Let's take an object that is an old-style class in Python 2.

```bash
python3 -c 'import pickle, smtplib, sys; sys.stdout.buffer.write(pickle.dumps(smtplib.SMTP(), protocol=2))' | python2 -c 'import pickle, sys; print pickle.load(sys.stdin)'

Traceback (most recent call last):
  File "<string>", line 1, in <module>
  File "2.7.15/lib/python2.7/pickle.py", line 1384, in load
    return Unpickler(file).load()
  File "2.7.15/lib/python2.7/pickle.py", line 864, in load
    dispatch[key](self)
  File "2.7.15/lib/python2.7/pickle.py", line 1089, in load_newobj
    obj = cls.__new__(cls, *args)
AttributeError: class SMTP has no attribute '__new__'
```

The approach is similar to the old one: find out how unpickler loads new objects and then patch it to see if the class is old. The Python 2 implementation lives [here](https://github.com/python/cpython/blob/8d21aa21f2cbc6d50aab3f420bb23be1d081dac4/Lib/pickle.py#L1086-L1091).

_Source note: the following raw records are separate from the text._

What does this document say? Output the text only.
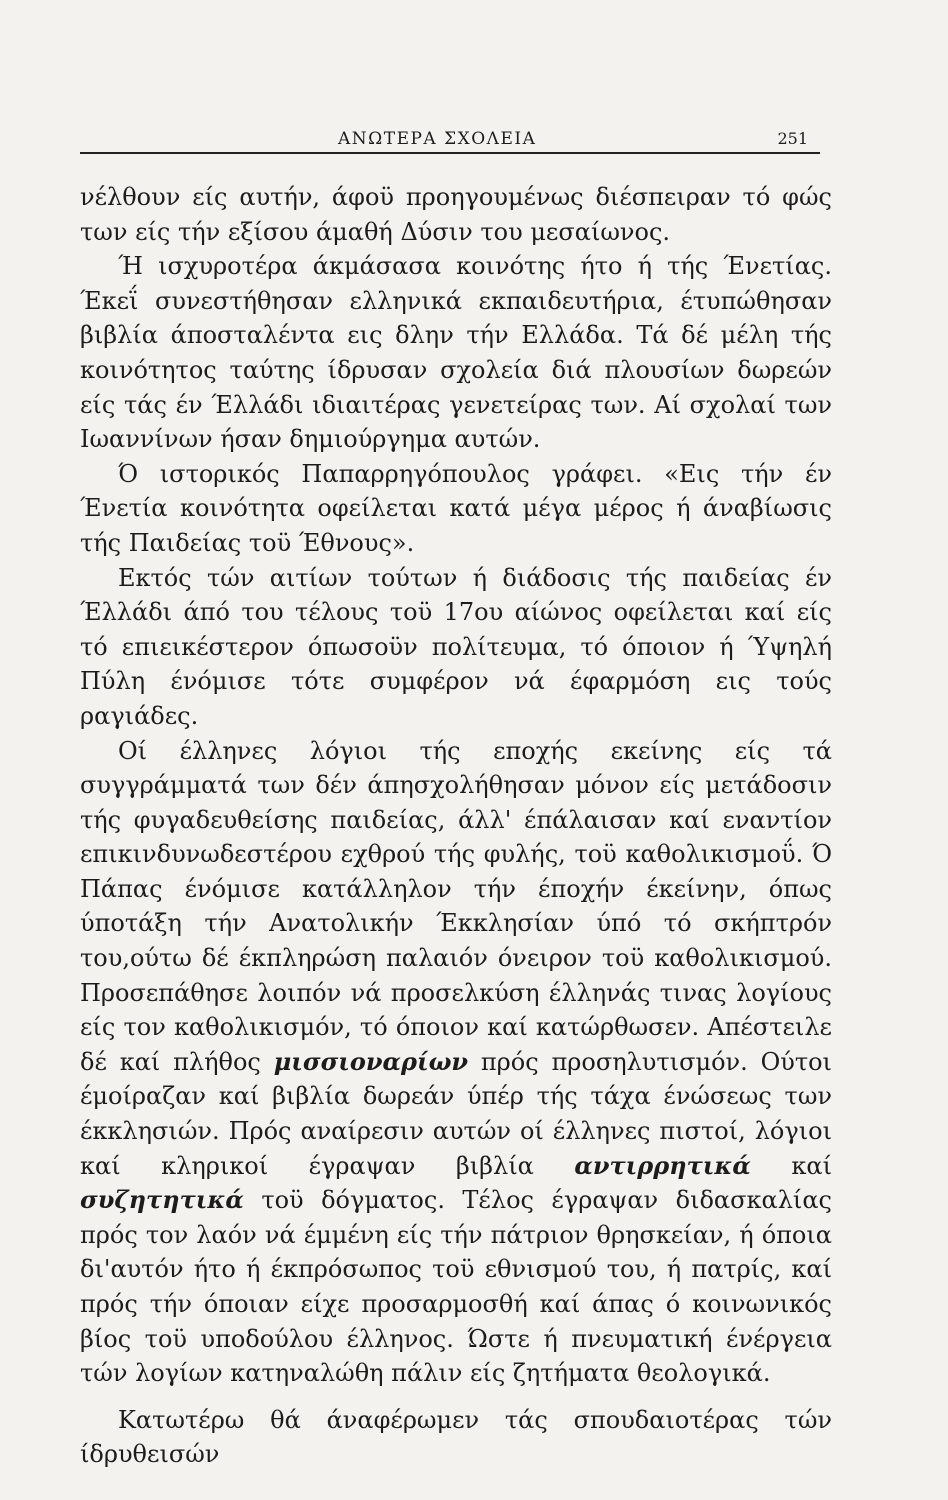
ΑΝΩΤΕΡΑ ΣΧΟΛΕΙΑ	251

νέλθουν είς αυτήν, άφοϋ προηγουμένως διέσπειραν τό φώς των είς τήν εξίσου άμαθή Δύσιν του μεσαίωνος.

Ή ισχυροτέρα άκμάσασα κοινότης ήτο ή τής Ένετίας. Έκεΐ συνεστήθησαν ελληνικά εκπαιδευτήρια, έτυπώθησαν βιβλία άποσταλέντα εις δλην τήν Ελλάδα. Τά δέ μέλη τής κοινότητος ταύτης ίδρυσαν σχολεία διά πλουσίων δωρεών είς τάς έν Έλλάδι ιδιαιτέρας γενετείρας των. Αί σχολαί των Ιωαννίνων ήσαν δημιούργημα αυτών.

Ό ιστορικός Παπαρρηγόπουλος γράφει. «Εις τήν έν Ένετία κοινότητα οφείλεται κατά μέγα μέρος ή άναβίωσις τής Παιδείας τοϋ Έθνους».

Εκτός τών αιτίων τούτων ή διάδοσις τής παιδείας έν Έλλάδι άπό του τέλους τοϋ 17ου αίώνος οφείλεται καί είς τό επιεικέστερον όπωσοϋν πολίτευμα, τό όποιον ή Ύψηλή Πύλη ένόμισε τότε συμφέρον νά έφαρμόση εις τούς ραγιάδες.

Οί έλληνες λόγιοι τής εποχής εκείνης είς τά συγγράμματά των δέν άπησχολήθησαν μόνον είς μετάδοσιν τής φυγαδευθείσης παιδείας, άλλ' έπάλαισαν καί εναντίον επικινδυνωδεστέρου εχθρού τής φυλής, τοϋ καθολικισμοΰ. Ό Πάπας ένόμισε κατάλληλον τήν έποχήν έκείνην, όπως ύποτάξη τήν Ανατολικήν Έκκλησίαν ύπό τό σκήπτρόν του,ούτω δέ έκπληρώση παλαιόν όνειρον τοϋ καθολικισμού. Προσεπάθησε λοιπόν νά προσελκύση έλληνάς τινας λογίους είς τον καθολικισμόν, τό όποιον καί κατώρθωσεν. Απέστειλε δέ καί πλήθος μισσιοναρίων πρός προσηλυτισμόν. Ούτοι έμοίραζαν καί βιβλία δωρεάν ύπέρ τής τάχα ένώσεως των έκκλησιών. Πρός αναίρεσιν αυτών οί έλληνες πιστοί, λόγιοι καί κληρικοί έγραψαν βιβλία αντιρρητικά καί συζητητικά τοϋ δόγματος. Τέλος έγραψαν διδασκαλίας πρός τον λαόν νά έμμένη είς τήν πάτριον θρησκείαν, ή όποια δι'αυτόν ήτο ή έκπρόσωπος τοϋ εθνισμού του, ή πατρίς, καί πρός τήν όποιαν είχε προσαρμοσθή καί άπας ό κοινωνικός βίος τοϋ υποδούλου έλληνος. Ώστε ή πνευματική ένέργεια τών λογίων κατηναλώθη πάλιν είς ζητήματα θεολογικά.

Κατωτέρω θά άναφέρωμεν τάς σπουδαιοτέρας τών ίδρυθεισών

Note that the protocol version 0 doesn't contain a NEWOBJ opcode and uses a set of workarounds to make it work, so this approach will only work for version 2 of the protocol.

## cPickle, future, and six moves

Here is a word of warning. The patcher doesn't fix cPickle of Python 2 and \_pickle of Python 3. The latter is an undocumented module imported by Python 3's pickle, if possible.

The way we solved the problem for ourselves at Doist is by importing "pickle" everywhere. It works slower on Python 2, but that only serves as an extra incentive to finish the migration faster. You can use [futurize](https://python-future.org/futurize.html) from the "future" package to make it automatically, and it will convert all occurrences of `import cPickle` to `import pickle.`

If you chose a different migration strategy, with "moves," this can become cumbersome because you can import cPickle unknowingly. More specifically, this will import cPickle implementation under the hood:

```
from future.moves import pickle
```

The same goes for this:

```
from six.moves import cPickle
```

The main takeaway is that this patcher will not as expected if you use cPickle, future.moves.pickle or six.moves.cPickle.

## Putting it all together

What we learned

- The default version of the protocol has to be 2, both for Python 2 and Python 3.
- We must use the "latin1" encoding in the pickle for Python 3.
- We must be careful with plain strings, represented non-ASCII objects.
- We must patch Unpickler in Python 2 to correctly unpickle instances of old-style classes.

Also, we learned some of the internals of pickle and learned how to use pickletools. Finally, we wrapped everything with a `pickle_compat` library that monkey-patches the standard pickle module.